UT Dallas Colors: Orange and Even Greener
Office of Sustainability's New Chief Wants Green Ideas To Bloom

Thea Junt is as impressed with the University’s sustainability record as she is excited about working to reduce UT Dallas’ carbon footprint even further.

“The reputation of UT Dallas just floors me,” said the new head of UT Dallas’ Office of Sustainability. “You just built a LEED-platinum building, which is the highest standard for construction of energy efficient and sustainable facilities,” she said, referring to the Student Services Building, which opened last year.

She’s also excited about the University’s exploration of LED lighting to save energy and money. “There is already so much right that I get to continue and expand on.”

Taking the University’s College Sustainability Report Card grade north from B- will be among her first goals.

“The University’s commitment to energy conservation and creating sustainable systems was key to attracting Thea, an individual with great experience, enthusiasm and a results-oriented attitude. She is a great addition to our team,” said Calvin D. Jamison, senior vice president for Business Affairs.

“Her energy put her right at the top of the list of candidates,” said Kelly Kinnard, director of Physical Plant Services at UT Dallas, who led the search effort.

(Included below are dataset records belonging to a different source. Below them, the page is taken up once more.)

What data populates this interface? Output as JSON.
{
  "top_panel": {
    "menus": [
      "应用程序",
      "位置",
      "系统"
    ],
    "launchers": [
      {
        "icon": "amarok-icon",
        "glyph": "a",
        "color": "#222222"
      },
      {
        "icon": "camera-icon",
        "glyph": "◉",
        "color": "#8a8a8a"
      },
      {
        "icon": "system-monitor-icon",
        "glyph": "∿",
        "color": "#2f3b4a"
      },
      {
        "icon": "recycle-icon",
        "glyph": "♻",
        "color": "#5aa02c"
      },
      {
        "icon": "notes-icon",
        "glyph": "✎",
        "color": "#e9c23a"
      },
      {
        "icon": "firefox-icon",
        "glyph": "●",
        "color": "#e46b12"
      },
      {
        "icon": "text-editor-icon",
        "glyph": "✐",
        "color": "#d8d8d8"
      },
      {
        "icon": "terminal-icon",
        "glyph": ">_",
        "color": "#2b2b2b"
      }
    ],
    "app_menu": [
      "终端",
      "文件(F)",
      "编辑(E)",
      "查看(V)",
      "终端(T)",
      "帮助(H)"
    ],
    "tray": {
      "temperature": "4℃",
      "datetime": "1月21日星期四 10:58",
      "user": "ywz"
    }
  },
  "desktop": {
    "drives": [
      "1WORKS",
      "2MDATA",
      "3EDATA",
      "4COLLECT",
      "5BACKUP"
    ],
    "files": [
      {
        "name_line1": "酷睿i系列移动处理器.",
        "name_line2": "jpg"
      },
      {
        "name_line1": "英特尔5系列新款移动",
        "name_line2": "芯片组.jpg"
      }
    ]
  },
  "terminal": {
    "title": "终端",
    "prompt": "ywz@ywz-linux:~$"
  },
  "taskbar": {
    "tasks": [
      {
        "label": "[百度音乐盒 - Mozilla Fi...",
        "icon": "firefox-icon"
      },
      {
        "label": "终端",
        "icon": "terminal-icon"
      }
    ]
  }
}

Right off the bat Junt named several initiatives she intends to launch soon, including a student project called “Green Up, Move Out.”

“This program would boost recycling, food-bank donations and implement ‘dinnerware amnesty,’ allowing students in the Residence Hall or apartments to return flatware to the Dining Hall and Pub free of charge during or following move-out,” she said.

Many schools spend hundreds of thousands of dollars each year in replacement costs for “borrowed” flatware.

“It’s really just a matter of educating students about better options,” she said. “At the same time, things we don’t want in the trash cans – nail polish remover, cosmetics, hair spray and household cleaners – we’ll want to collect and dispose of properly.”

Junt, who holds a bachelor’s degree in biochemistry from Texas A&M University, also spoke of adding electric car-charging stations to campus and developing a green office program.

“We should have a program that recognizes offices that are organized and committed to saving paper, electricity and recycling resources. Offices could even compete to be the greenest,” she said.

Before arriving to UT Dallas from Seattle, Junt was an environmental protection specialist for the National Oceanic and Atmospheric Administration’s Fisheries Science Center, where she shared resources with the University of Washington and Oregon State University and worked directly with students.

“She’s vibrant, pretty seasoned and has skills to boot. She definitely adds value to the University,” said Sam Eicke, assistant director for Facilities Services. “What’s funny is, when she does her job, our jobs get a bit harder in the short term, but the University is way better off in the long term.”

Thea Junt, energy conservation and sustainability manager for UT Dallas, takes a moment to enjoy the buttercups near the University’s greenhouse, where plants and flowers that provide color to campus are grown from seed.